Bei einem Zugunglück in der Nähe des spanischen Wallfahrtsortes Santiago de Compostela sind am Abend des 24. Juli 2013 mehr als 70 Menschen ums Leben gekommen.
77 Menschen sterben bei Zugunglück in Santiago de Compostela

Der Tod kam auf der Pilgerfahrt

Zugunglück - Bei einem schweren Zugunglück im nordwestspanischen Santiago de Compostela sind laut spanischen Medien mindestens 77 Menschen ums Leben gekommen. Rund 140 seien verletzt worden. Berichten zufolge entgleiste am Abend ein Schnellzug aus Madrid kurz vor dem Bahnhof der Regionalhauptstadt Galiciens. An Bord befanden sich nach Angaben der staatlichen Eisenbahngesellschaft Renfe neben dem Zugpersonal 218 Reisende.

Santiago de Compostela - 25.07.2013

Das Unglück ereignete sich am Vorabend des Festtages des Patrons der galizischen Pilgerstadt und ganz Spaniens, des heiligen Jakobus. Es wird vermutet, dass auch Wallfahrer an Bord des entgleisten Schnellzuges waren.

Am Vormittag wird Ministerpräsident Mariano Rajoy am Unglücksort erwartet. Der Erzbischof des Wallfahrtsortes Santiago, Julian Barrio, bekundete den Verletzten und Hinterbliebenen sein Mitgefühl.

Seit dem 10. Jahrhundert ist Santiago de Compostela ein berühmter Wallfahrtsort. Die Kirche Jakobus des Älteren wurde am 25. Juli 816 eingeweiht. Der 25. Juli ist der Gedenktag des Heiligen, dessen Gebeine um das Jahr 70 zunächst auf den Sinai und schließlich im 8. Jahrhundert zum Schutz vor den Sarazenen nach Spanien gebracht worden sein sollen.

Santiago de Compostela ist der bedeutendste Wallfahrtsort Spaniens und eines der beliebtesten Ziele für Pilger aus aller Welt.
Bild: © KNA

Santiago de Compostela ist der bedeutendste Wallfahrtsort Spaniens und eines der beliebtesten Ziele für Pilger aus aller Welt. Die Hauptstadt der autonomen Region Galizien im äußersten Nordwesten Spaniens beherbergt das Grab des heiligen Jakobus - dem spanischen Nationalheiligen - und ist Endpunkt des Jakobsweges, einem seit dem Mittelalter existierenden Pilgerweg durch ganz Europa.

Am Wochenende sollte in dem international bekannten Pilgerort ein großes Fest stattfinden. Nach dem Unglück wurden die Feiern mittlerweile abgesagt.

Politik und Kirche kondolieren

Auch Papst Franziskus hat sich betroffen über das Bahnunglück mit vielen Toten in Spanien gezeigt. Der Papst sei über den Unfall informiert worden, im Schmerz mit den Familien und Angehörigen der Opfer verbunden und bete für sie, sagte Vatikan-Sprecher Federico Lombardi am Mittwochabend (Ortszeit) in Rio de Janeiro, wo sich Franziskus bis Sonntag anlässlich des Weltjugendtages zu seiner ersten Auslandsreise aufhält. Lombardi bat vor Beginn der täglichen Pressekonferenz um eine Gedenkminute für die Opfer des Schnellzug-Unglücks.

Bischof Gebhard Fürst von Rottenburg-Stuttgart hat seinem Amtsbruder Erzbischof Julian Barrio sein Beileid ausgesprochen. Er sei in Gedanken und Gebeten mit den Opfern, schreibt Bischof Fürst in einem Kondolenzbrief an Barrio.
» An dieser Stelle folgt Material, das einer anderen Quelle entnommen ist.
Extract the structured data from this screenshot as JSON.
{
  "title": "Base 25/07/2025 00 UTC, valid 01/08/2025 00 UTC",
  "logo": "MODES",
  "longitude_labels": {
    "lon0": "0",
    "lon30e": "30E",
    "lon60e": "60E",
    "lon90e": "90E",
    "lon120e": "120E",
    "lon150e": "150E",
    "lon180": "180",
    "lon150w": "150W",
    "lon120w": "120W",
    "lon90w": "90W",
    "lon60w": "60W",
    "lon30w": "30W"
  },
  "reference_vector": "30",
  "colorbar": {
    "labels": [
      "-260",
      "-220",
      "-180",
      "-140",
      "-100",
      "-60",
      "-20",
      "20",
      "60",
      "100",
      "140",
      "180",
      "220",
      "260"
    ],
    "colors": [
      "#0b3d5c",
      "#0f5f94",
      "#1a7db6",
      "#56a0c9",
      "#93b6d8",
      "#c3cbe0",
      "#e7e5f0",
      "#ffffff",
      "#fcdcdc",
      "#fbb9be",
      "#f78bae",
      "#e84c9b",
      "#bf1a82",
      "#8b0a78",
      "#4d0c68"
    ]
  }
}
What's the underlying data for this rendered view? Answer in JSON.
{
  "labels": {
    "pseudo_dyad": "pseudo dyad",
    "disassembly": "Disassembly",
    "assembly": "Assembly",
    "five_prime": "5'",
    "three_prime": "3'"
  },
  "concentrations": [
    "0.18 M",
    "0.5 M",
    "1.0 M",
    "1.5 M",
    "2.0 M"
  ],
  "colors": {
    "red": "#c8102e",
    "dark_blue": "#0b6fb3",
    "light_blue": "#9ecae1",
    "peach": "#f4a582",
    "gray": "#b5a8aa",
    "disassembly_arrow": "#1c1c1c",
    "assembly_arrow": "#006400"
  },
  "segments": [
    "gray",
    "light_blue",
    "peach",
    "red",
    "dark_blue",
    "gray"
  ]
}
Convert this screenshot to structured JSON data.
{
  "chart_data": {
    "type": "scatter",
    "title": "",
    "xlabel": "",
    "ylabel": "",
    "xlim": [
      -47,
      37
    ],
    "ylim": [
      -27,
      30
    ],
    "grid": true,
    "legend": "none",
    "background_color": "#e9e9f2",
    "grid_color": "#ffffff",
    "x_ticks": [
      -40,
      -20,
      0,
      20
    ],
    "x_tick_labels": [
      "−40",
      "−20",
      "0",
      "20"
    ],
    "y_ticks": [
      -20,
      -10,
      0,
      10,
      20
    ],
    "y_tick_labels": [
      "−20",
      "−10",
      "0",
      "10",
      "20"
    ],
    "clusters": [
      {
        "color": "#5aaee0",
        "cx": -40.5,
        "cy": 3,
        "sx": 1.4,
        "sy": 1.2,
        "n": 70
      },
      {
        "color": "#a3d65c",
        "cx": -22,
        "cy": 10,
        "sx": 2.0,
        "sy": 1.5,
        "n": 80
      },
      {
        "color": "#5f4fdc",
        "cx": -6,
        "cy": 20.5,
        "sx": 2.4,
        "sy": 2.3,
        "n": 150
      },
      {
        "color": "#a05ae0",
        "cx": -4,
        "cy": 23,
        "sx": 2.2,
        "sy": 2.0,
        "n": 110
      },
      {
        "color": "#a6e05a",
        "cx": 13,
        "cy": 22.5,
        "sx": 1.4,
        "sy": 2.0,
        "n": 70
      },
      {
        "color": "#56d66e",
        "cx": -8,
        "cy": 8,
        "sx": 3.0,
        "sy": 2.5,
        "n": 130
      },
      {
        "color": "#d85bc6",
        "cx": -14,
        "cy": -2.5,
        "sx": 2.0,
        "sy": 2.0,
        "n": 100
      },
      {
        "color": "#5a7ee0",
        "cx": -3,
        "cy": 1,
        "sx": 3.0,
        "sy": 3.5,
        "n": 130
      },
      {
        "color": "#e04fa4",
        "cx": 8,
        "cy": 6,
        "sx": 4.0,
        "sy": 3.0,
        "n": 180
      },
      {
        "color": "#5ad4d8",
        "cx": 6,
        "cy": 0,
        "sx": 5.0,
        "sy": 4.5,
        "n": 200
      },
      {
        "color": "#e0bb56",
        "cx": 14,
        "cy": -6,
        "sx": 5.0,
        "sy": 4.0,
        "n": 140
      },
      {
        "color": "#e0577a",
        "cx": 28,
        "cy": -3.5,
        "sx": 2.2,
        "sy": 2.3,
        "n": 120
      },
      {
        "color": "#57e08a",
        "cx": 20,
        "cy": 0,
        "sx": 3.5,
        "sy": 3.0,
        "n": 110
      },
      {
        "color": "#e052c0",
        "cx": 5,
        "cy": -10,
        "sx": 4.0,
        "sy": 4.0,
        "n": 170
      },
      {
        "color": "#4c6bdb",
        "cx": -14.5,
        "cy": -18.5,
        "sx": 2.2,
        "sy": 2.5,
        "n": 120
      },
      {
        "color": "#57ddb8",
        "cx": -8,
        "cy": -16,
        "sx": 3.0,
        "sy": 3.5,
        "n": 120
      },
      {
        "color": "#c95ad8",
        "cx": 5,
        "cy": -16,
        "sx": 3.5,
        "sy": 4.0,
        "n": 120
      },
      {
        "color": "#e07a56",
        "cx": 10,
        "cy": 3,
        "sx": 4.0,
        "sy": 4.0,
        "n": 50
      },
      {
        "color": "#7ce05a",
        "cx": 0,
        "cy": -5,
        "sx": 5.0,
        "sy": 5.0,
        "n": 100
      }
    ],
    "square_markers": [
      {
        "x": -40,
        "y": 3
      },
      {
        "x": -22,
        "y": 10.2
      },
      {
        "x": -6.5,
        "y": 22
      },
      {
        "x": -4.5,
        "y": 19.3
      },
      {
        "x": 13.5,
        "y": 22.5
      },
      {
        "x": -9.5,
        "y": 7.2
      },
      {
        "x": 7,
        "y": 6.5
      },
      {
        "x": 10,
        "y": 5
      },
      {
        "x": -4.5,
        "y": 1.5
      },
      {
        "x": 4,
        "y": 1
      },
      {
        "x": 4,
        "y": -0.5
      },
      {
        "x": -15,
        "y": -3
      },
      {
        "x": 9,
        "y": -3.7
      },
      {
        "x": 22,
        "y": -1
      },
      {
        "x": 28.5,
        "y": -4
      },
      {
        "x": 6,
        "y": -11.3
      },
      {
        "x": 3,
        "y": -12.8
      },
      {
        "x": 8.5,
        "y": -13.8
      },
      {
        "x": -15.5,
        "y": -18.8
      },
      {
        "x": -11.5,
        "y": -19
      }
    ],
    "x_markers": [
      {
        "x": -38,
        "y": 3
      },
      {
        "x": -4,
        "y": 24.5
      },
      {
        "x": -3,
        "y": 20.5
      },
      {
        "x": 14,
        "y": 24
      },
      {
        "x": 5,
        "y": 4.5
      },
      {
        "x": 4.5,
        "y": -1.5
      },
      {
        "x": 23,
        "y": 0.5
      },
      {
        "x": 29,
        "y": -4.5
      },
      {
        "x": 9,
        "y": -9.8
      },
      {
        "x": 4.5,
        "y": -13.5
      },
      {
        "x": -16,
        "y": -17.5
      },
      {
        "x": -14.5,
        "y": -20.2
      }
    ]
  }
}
Die Diözesen Rottenburg-Stuttgart und Santiago de Compostela sind auf vielfältige Weise verbunden. Die Diözesanwallfahrt 2008 führte mit über 400 Teilnehmern über wichtige Pilgerorte des Jakobswegs zur Kathedrale von Santiago. Auf Initiative der württembergischen Diözese und der im Jahr 2000 gegründeten Jakobusgesellschaft wurde in dem galizischen Wallfahrtsort eine inzwischen von der Deutschen Bischofskonferenz geförderte Seelsorgestelle für deutschsprachige Pilger eingerichtet.

In einem Schreiben an den spanischen Ministerpräsidenten Mariano Rajoy drückte Bundeskanzlerin Angela Merkel ihr Beileid aus. "Ich möchte Ihnen und Ihren Landsleuten in diesen Stunden des Schmerzes die Anteilnahme der Menschen in Deutschland und mein ganz persönliches Mitgefühl ausdrücken", so Merkel. (meu/KNA/dpa)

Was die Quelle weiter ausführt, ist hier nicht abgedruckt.